Abortion in women caused by C. abortus has been reported, such as a recent case in France in the wife of a goat farmer, who referred to an increased number of abortions in his herd during the previous 2 years and the fact that the goats were not vaccinated against C. abortus [7]. Chlamydia abortus infection in pregnant women initially causes influenza-like illness and successively abortion or stillbirth, gestational sepsis, and pelvic inflammatory disease [8].

About one-third of reported human listeriosis cases happen during pregnancy, which may result in spontaneous abortion in the second or third trimester [9]. The placenta of a pregnant woman provides a protective environment for the growth of L. monocytogenes, thereby resulting in spontaneous abortions, stillbirth, and neonatal infection. The fetus suffers more damage than the pregnant woman with consequent infant mortality [10]. In fact, L. monocytogenes causes, in children born from infected mothers, granulomatosis infantiseptica [11], meningitis and hydrocephalus [12]. Most cases of listeriosis are of food origin; however, contact with infected ruminants, considered the most susceptible species and the main reservoir of this pathogen [13], is a remarkable risk of infection.

A high incidence of first- and second-trimester spontaneous abortions among pregnant women with active brucellosis has been reported by Khan et al. [14]. Brucella species have been isolated from fetal or placental tissues in rare cases; however, it is believed that brucellosis causes fewer spontaneous reproductive disorders in humans than it does in animals, probably because of the absence of erythritol in the human placenta and fetus [15].

The World Health Organization (WHO) highlighted that human leptospirosis during pregnancy may lead to abortion, fetal death, stillbirth or congenital leptospirosis, depending on the period of pregnancy, although only a few cases have been reported [16]. The results obtained by some investigations showed that rural areas, where the highest prevalences of Leptospira infection in animals are detected, are at the highest risk of leptospirosis [17].

Kantsø et al. [18] found a relevant level of IgG linked to Campylobacter, Salmonella and Yersinia in pregnant women with occupational exposure to animals, concluding that there is a real risk of adverse pregnancy outcomes due to these pathogens, even though not frequently.

In view of the importance of this issue, rapid and accurate laboratory diagnosis is pivotal to control reproductive failure outbreaks in ruminants.

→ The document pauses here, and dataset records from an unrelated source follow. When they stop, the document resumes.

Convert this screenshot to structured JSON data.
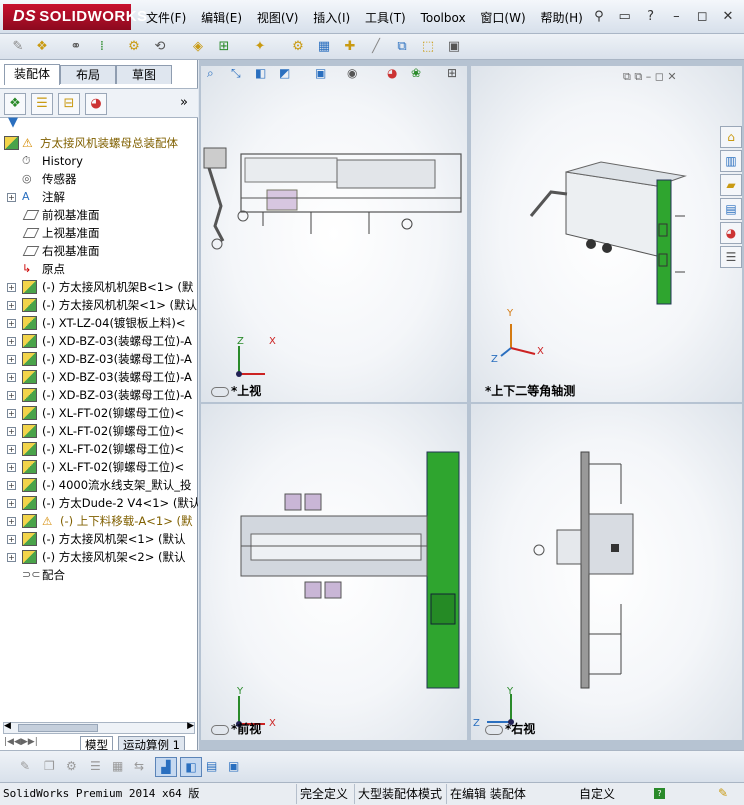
{
  "app": {
    "logo_text": "SOLIDWORKS",
    "logo_prefix": "DS"
  },
  "menu": {
    "items": [
      {
        "label": "文件(F)"
      },
      {
        "label": "编辑(E)"
      },
      {
        "label": "视图(V)"
      },
      {
        "label": "插入(I)"
      },
      {
        "label": "工具(T)"
      },
      {
        "label": "Toolbox"
      },
      {
        "label": "窗口(W)"
      },
      {
        "label": "帮助(H)"
      }
    ]
  },
  "feature_manager": {
    "tabs": [
      {
        "label": "装配体"
      },
      {
        "label": "布局"
      },
      {
        "label": "草图"
      }
    ],
    "root": {
      "label": "方太接风机装螺母总装配体",
      "warning": true
    },
    "tree": [
      {
        "label": "History",
        "icon": "history-icon",
        "expand": false
      },
      {
        "label": "传感器",
        "icon": "sensor-icon",
        "expand": false
      },
      {
        "label": "注解",
        "icon": "annotation-icon",
        "expand": true
      },
      {
        "label": "前视基准面",
        "icon": "plane-icon",
        "expand": false
      },
      {
        "label": "上视基准面",
        "icon": "plane-icon",
        "expand": false
      },
      {
        "label": "右视基准面",
        "icon": "plane-icon",
        "expand": false
      },
      {
        "label": "原点",
        "icon": "origin-icon",
        "expand": false
      },
      {
        "label": "(-) 方太接风机机架B<1> (默",
        "icon": "assembly-icon",
        "expand": true
      },
      {
        "label": "(-) 方太接风机机架<1> (默认",
        "icon": "assembly-icon",
        "expand": true
      },
      {
        "label": "(-) XT-LZ-04(镀银板上料)<",
        "icon": "assembly-icon",
        "expand": true
      },
      {
        "label": "(-) XD-BZ-03(装螺母工位)-A",
        "icon": "assembly-icon",
        "expand": true
      },
      {
        "label": "(-) XD-BZ-03(装螺母工位)-A",
        "icon": "assembly-icon",
        "expand": true
      },
      {
        "label": "(-) XD-BZ-03(装螺母工位)-A",
        "icon": "assembly-icon",
        "expand": true
      },
      {
        "label": "(-) XD-BZ-03(装螺母工位)-A",
        "icon": "assembly-icon",
        "expand": true
      },
      {
        "label": "(-) XL-FT-02(铆螺母工位)<",
        "icon": "assembly-icon",
        "expand": true
      },
      {
        "label": "(-) XL-FT-02(铆螺母工位)<",
        "icon": "assembly-icon",
        "expand": true
      },
      {
        "label": "(-) XL-FT-02(铆螺母工位)<",
        "icon": "assembly-icon",
        "expand": true
      },
      {
        "label": "(-) XL-FT-02(铆螺母工位)<",
        "icon": "assembly-icon",
        "expand": true
      },
      {
        "label": "(-) 4000流水线支架_默认_投",
        "icon": "assembly-icon",
        "expand": true
      },
      {
        "label": "(-) 方太Dude-2 V4<1> (默认",
        "icon": "assembly-icon",
        "expand": true
      },
      {
        "label": "(-) 上下料移载-A<1> (默",
        "icon": "assembly-icon",
        "expand": true,
        "warning": true
      },
      {
        "label": "(-) 方太接风机架<1> (默认",
        "icon": "assembly-icon",
        "expand": true
      },
      {
        "label": "(-) 方太接风机架<2> (默认",
        "icon": "assembly-icon",
        "expand": true
      },
      {
        "label": "配合",
        "icon": "mates-icon",
        "expand": false
      }
    ],
    "bottom_tabs": [
      {
        "label": "模型"
      },
      {
        "label": "运动算例 1"
      }
    ]
  },
  "viewports": [
    {
      "label": "*上视",
      "axes": [
        "X",
        "Z"
      ]
    },
    {
      "label": "*上下二等角轴测",
      "axes": [
        "Y",
        "X",
        "Z"
      ]
    },
    {
      "label": "*前视",
      "axes": [
        "Y",
        "X"
      ]
    },
    {
      "label": "*右视",
      "axes": [
        "Y",
        "Z"
      ]
    }
  ],
  "status": {
    "version": "SolidWorks Premium 2014 x64 版",
    "fully_defined": "完全定义",
    "large_assembly": "大型装配体模式",
    "editing": "在编辑 装配体",
    "custom": "自定义"
  },
  "colors": {
    "logo_red": "#c8102e",
    "model_green": "#2fa52f",
    "model_gray": "#7b8391",
    "warning": "#d48a00"
  }
}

Serology can be useful to monitor a flock or herd, but not to formulate an individual diagnosis when abortion and other genital problems occur. In fact, some females can shed bacteria prior to seroconversion, whereas others may be seronegative even though they are shedding the pathogens [19]. Moreover, when vaccination is carried out, serological tests are not able to differentiate vaccinated from naturally infected animals. Finally, false-positive reactions are possible, as for the diagnosis of brucellosis, where cross-reactions between Brucella spp. and Yersinia spp. often occur [20].

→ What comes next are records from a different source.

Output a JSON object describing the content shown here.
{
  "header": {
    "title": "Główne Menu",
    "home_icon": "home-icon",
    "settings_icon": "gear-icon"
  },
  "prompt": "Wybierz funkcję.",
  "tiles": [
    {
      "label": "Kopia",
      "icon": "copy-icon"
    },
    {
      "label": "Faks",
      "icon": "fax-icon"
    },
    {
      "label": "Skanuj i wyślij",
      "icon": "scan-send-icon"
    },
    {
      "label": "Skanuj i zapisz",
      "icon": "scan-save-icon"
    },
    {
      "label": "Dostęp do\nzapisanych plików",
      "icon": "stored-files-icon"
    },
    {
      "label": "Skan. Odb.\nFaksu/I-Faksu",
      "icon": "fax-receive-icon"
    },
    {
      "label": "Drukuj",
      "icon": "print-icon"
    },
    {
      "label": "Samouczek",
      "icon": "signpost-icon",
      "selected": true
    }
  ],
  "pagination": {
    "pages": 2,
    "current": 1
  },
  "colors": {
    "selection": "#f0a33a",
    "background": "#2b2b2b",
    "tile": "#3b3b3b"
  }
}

Direct antigen and/or DNA detection methods are the currently preferred methods of reaching an etiological diagnosis, and ideally these results are confirmed by the demonstration of corresponding macroscopic and/or histopathological lesions in the fetus and/or the placenta [2,21].

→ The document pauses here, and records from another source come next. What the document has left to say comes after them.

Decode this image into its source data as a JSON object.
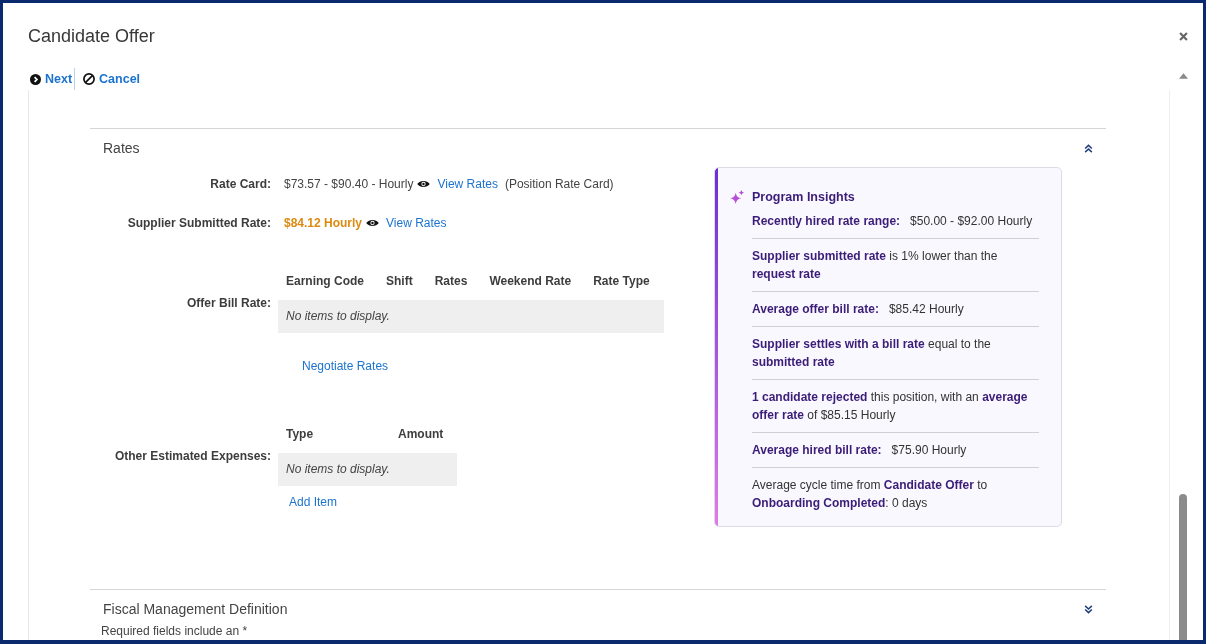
{
  "dialog": {
    "title": "Candidate Offer"
  },
  "toolbar": [
    {
      "kind": "next",
      "label": "Next"
    },
    {
      "kind": "cancel",
      "label": "Cancel"
    }
  ],
  "sections": [
    {
      "title": "Rates",
      "expanded": true,
      "fields": [
        {
          "kind": "rate",
          "label": "Rate Card:",
          "value": "$73.57 - $90.40 - Hourly",
          "highlighted": false,
          "link": "View Rates",
          "note": "(Position Rate Card)"
        },
        {
          "kind": "rate",
          "label": "Supplier Submitted Rate:",
          "value": "$84.12 Hourly",
          "highlighted": true,
          "link": "View Rates"
        },
        {
          "kind": "rate_table",
          "label": "Offer Bill Rate:",
          "columns": [
            "Earning Code",
            "Shift",
            "Rates",
            "Weekend Rate",
            "Rate Type"
          ],
          "empty_text": "No items to display.",
          "action": "Negotiate Rates"
        },
        {
          "kind": "expense_table",
          "label": "Other Estimated Expenses:",
          "columns": [
            "Type",
            "Amount"
          ],
          "empty_text": "No items to display.",
          "action": "Add Item"
        }
      ],
      "insights": {
        "title": "Program Insights",
        "items": [
          "**Recently hired rate range:**   $50.00 - $92.00 Hourly",
          "**Supplier submitted rate** is 1% lower than the **request rate**",
          "**Average offer bill rate:**   $85.42 Hourly",
          "**Supplier settles with a bill rate** equal to the **submitted rate**",
          "**1 candidate rejected** this position, with an **average offer rate** of $85.15 Hourly",
          "**Average hired bill rate:**   $75.90 Hourly",
          "Average cycle time from **Candidate Offer** to **Onboarding Completed**: 0 days"
        ]
      }
    },
    {
      "title": "Fiscal Management Definition",
      "expanded": false,
      "note": "Required fields include an *"
    }
  ]
}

In conclusion, zoonotic abortive bacteria circulate among domestic ruminants worldwide, even though with different prevalences, thus the risk of their transmission to humans is remarkable. Careful prophylaxis, and prompt and accurate diagnosis in flocks and herds, are at the core of good productivity and from a One Health perspective. Accurate anamnesis in pregnant women from farming areas can be helpful to obtain a correct diagnosis in the case of genital disorders. Furthermore, veterinarians of herds affected by zoonotic abortive agents must advise pregnant women to avoid contact with the animals.